Earlier this year, Public Health England (PHE) and the Royal College of GPs said focusing on time, rather than distance or quantity of steps, can reduce the risk of early death by up to 15%.

Official new advice revealed that focussing on a brisk 10-minute walk is just as beneficial for your health.

The official recommendation is for adults to carry out at least 150 minutes of moderate to vigorous physical activity a week.

This has been linked to health benefits including a lowered risk of type 2 diabetes, cardiovascular disease and some cancers.

Should we still be aiming for 10,000 steps [Photo: Getty]marie

The new guidance followed a criticism by a leading computer scientist of apps that set users step rather than time targets.

According to Dr Greg Hager, from Johns Hopkins University in the US step counting apps could be driving people to chase over-ambitious goals.

He said “very few” of the estimated 165,000 available healthcare apps are based on scientific evidence.

Interestingly it was recently revealed that Google Fit has decided to remove the step goal completely from the health and fitness platform in its latest update.

Instead, the app will encourage users to focus more on the amount of time they spend a day exercising, rather than the number of steps that they complete.

It follows an investigation by medical journalist Michael Mosley with Professor Rob Copeland for BBC One documentary The Truth About Getting Fit which found doing short bursts of “moderate to vigorous” exercise on a daily basis is more beneficial than achieving 10,000 steps a day, despite consisting of less physical activity overall.

What’s more there are concerns that for some people, who are not used to carrying out vigorous exercise or who are chronically ill, making a rapid jump to 10,000 steps a day could have negative consequences on health.

For others, the daily goal may seem intimidating and can have the opposite intention of increasing daily activity.

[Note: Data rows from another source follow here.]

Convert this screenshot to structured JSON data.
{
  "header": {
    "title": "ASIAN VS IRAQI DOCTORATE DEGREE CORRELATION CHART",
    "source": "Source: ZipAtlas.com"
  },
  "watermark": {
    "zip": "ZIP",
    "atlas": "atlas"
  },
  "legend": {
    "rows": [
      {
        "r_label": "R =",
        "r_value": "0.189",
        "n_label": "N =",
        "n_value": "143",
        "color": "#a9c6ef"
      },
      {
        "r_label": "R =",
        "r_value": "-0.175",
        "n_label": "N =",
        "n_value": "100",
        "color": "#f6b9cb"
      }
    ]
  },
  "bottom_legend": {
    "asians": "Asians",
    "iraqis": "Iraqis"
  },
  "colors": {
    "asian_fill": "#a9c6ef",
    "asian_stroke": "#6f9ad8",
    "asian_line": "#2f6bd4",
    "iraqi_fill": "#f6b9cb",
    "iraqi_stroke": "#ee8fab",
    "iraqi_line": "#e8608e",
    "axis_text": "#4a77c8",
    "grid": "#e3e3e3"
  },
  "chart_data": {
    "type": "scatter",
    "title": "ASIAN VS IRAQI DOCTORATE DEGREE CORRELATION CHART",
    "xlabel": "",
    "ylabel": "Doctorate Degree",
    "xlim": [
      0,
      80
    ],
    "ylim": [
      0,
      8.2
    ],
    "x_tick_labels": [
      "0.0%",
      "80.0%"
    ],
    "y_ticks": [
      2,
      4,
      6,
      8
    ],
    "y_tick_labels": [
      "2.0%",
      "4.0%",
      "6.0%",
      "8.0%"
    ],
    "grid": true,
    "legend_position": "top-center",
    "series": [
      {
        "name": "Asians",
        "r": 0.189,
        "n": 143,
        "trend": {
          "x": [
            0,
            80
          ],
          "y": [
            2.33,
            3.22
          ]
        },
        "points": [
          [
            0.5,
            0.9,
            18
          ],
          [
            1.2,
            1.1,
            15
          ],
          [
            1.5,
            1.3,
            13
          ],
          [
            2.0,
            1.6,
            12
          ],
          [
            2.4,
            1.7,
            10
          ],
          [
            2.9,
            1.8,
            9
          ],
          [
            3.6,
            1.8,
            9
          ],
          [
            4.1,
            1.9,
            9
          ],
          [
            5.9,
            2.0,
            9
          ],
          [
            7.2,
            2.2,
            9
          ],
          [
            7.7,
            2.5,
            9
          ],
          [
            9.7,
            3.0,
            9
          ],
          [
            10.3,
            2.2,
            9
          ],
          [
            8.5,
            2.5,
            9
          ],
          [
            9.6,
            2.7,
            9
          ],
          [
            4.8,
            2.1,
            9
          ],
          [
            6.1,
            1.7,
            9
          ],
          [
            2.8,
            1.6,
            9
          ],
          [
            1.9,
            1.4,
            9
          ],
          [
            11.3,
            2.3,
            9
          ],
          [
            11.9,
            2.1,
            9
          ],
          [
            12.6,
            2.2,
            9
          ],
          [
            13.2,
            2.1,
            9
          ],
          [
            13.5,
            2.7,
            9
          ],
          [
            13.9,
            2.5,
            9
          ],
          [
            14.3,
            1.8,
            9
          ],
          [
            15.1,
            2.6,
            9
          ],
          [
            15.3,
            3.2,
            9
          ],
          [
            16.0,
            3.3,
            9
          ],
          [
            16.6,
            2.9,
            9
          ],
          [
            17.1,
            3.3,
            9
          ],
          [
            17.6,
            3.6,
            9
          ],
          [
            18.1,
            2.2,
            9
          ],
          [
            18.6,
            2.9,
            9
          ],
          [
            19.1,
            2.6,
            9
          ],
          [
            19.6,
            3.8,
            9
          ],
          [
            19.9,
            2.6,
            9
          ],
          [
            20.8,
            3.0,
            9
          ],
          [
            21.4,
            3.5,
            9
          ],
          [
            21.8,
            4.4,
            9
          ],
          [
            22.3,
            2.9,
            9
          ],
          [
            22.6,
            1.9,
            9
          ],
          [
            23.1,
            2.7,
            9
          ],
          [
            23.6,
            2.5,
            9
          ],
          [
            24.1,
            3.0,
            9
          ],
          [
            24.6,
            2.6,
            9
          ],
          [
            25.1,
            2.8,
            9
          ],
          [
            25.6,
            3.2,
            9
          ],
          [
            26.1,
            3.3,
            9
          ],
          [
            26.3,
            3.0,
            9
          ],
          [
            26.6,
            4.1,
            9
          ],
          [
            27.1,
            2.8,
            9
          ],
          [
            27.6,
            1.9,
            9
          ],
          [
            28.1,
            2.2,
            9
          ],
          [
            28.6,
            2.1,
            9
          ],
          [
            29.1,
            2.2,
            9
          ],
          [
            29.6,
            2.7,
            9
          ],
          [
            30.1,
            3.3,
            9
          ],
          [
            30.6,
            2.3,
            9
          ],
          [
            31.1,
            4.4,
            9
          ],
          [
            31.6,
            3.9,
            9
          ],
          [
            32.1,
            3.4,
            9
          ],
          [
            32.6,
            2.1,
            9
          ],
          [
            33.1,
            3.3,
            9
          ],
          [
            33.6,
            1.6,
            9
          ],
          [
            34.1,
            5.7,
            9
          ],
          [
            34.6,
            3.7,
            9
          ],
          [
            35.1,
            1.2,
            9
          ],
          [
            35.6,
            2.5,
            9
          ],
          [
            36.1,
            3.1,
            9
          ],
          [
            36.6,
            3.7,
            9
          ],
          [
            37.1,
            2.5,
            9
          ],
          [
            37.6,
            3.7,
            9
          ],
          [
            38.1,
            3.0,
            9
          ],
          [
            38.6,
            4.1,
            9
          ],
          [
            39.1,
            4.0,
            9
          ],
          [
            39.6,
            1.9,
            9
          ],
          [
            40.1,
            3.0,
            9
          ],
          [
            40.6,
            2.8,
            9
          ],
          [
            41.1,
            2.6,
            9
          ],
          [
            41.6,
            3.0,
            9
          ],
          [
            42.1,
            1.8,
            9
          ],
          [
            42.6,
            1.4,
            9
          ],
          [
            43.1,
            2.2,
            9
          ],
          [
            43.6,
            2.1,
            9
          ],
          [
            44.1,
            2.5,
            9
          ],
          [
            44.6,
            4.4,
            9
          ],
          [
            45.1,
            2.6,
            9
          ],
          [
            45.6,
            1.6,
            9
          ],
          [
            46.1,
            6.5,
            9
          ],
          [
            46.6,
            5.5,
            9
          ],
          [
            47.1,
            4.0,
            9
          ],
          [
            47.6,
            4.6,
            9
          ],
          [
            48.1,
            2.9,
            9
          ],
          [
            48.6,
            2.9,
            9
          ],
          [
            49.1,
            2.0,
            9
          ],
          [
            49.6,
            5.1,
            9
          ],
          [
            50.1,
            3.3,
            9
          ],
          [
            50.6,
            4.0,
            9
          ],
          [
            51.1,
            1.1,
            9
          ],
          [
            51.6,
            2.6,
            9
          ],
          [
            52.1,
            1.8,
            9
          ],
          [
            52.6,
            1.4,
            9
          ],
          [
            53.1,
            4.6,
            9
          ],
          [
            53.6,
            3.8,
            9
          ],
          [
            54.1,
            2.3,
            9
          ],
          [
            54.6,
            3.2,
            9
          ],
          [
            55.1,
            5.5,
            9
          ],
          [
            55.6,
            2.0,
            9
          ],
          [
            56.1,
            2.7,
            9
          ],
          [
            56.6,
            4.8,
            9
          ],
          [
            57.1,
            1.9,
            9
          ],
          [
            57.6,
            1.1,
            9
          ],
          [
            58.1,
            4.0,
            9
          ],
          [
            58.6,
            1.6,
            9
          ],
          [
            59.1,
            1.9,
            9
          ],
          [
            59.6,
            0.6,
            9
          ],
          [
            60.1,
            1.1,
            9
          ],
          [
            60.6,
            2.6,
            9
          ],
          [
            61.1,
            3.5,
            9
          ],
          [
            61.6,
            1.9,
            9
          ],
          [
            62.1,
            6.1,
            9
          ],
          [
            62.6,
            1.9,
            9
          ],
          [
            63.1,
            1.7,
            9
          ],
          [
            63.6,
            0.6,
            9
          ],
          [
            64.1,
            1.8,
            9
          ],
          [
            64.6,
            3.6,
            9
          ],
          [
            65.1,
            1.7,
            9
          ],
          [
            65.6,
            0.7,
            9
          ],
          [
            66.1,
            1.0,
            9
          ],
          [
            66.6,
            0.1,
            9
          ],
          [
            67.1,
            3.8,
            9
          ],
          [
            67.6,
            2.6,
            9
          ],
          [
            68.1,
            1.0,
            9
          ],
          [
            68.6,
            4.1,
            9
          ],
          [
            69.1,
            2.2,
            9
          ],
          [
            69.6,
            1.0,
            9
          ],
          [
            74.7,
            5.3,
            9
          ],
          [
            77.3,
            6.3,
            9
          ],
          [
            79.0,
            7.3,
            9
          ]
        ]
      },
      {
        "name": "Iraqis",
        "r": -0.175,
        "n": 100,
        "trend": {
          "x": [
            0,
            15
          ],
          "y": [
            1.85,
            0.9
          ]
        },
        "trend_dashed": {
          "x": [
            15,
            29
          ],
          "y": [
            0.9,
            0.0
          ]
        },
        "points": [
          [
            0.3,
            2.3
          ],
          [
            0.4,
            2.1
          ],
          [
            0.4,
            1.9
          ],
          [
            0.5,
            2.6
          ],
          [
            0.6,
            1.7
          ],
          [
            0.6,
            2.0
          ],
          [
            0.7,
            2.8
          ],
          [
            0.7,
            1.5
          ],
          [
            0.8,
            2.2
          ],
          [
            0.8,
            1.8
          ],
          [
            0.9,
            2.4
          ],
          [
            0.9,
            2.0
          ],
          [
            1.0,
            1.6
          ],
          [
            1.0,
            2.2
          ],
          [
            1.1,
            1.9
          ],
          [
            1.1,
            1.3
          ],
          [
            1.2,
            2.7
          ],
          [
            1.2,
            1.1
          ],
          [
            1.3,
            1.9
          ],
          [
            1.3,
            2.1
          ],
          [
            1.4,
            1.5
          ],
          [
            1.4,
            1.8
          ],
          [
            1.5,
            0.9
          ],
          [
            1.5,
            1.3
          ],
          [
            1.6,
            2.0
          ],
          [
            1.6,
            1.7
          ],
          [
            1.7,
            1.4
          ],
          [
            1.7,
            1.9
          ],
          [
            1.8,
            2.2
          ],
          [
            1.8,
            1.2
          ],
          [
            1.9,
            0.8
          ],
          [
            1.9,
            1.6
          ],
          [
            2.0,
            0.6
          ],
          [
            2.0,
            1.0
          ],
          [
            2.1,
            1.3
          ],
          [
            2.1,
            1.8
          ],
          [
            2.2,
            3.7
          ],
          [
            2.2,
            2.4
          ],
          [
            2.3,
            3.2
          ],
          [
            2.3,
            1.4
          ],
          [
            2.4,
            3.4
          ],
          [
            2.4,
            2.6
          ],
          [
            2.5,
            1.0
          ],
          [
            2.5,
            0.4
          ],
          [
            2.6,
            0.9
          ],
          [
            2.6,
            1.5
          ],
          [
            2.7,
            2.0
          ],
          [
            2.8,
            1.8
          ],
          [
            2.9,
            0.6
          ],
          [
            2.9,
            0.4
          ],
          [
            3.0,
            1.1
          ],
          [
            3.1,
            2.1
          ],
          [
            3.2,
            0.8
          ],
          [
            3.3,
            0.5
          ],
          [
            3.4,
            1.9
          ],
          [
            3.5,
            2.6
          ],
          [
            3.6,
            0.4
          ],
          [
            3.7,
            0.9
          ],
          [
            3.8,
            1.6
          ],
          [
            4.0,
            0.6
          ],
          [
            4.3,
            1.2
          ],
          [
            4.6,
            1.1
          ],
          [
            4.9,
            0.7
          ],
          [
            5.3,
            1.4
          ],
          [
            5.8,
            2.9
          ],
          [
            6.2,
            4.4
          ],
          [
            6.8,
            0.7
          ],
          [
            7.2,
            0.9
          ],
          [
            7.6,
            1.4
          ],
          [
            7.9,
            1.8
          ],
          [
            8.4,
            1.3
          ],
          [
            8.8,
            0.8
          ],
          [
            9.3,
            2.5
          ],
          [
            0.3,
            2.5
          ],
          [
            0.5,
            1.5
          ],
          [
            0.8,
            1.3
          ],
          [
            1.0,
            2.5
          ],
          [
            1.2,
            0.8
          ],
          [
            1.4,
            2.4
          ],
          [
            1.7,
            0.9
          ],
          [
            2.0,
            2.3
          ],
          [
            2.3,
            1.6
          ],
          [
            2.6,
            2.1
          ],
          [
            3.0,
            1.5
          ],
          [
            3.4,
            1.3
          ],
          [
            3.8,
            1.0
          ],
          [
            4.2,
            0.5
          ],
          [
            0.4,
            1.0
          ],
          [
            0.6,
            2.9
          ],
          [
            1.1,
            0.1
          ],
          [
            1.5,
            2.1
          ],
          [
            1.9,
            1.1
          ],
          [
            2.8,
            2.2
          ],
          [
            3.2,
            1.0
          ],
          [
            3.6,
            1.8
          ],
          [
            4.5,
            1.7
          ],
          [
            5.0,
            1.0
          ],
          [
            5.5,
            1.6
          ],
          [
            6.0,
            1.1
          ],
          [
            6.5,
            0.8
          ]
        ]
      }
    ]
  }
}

The 10,000 step rule also doesn’t take into consideration the intensity of the movement.

So should we all just be silencing our Fitbits and settling down for a night on the sofa?

Not quite.

WHO recommends that adults aged between 18 and 64 do at least 150 minutes of moderate to intense exercise a week, which works out to be just over 20 minutes of exercise every day.

Bearing all that in mind, it’s probably a good idea to focus more on your weekly physical activity rather than how many steps you did walking to Starbucks and back.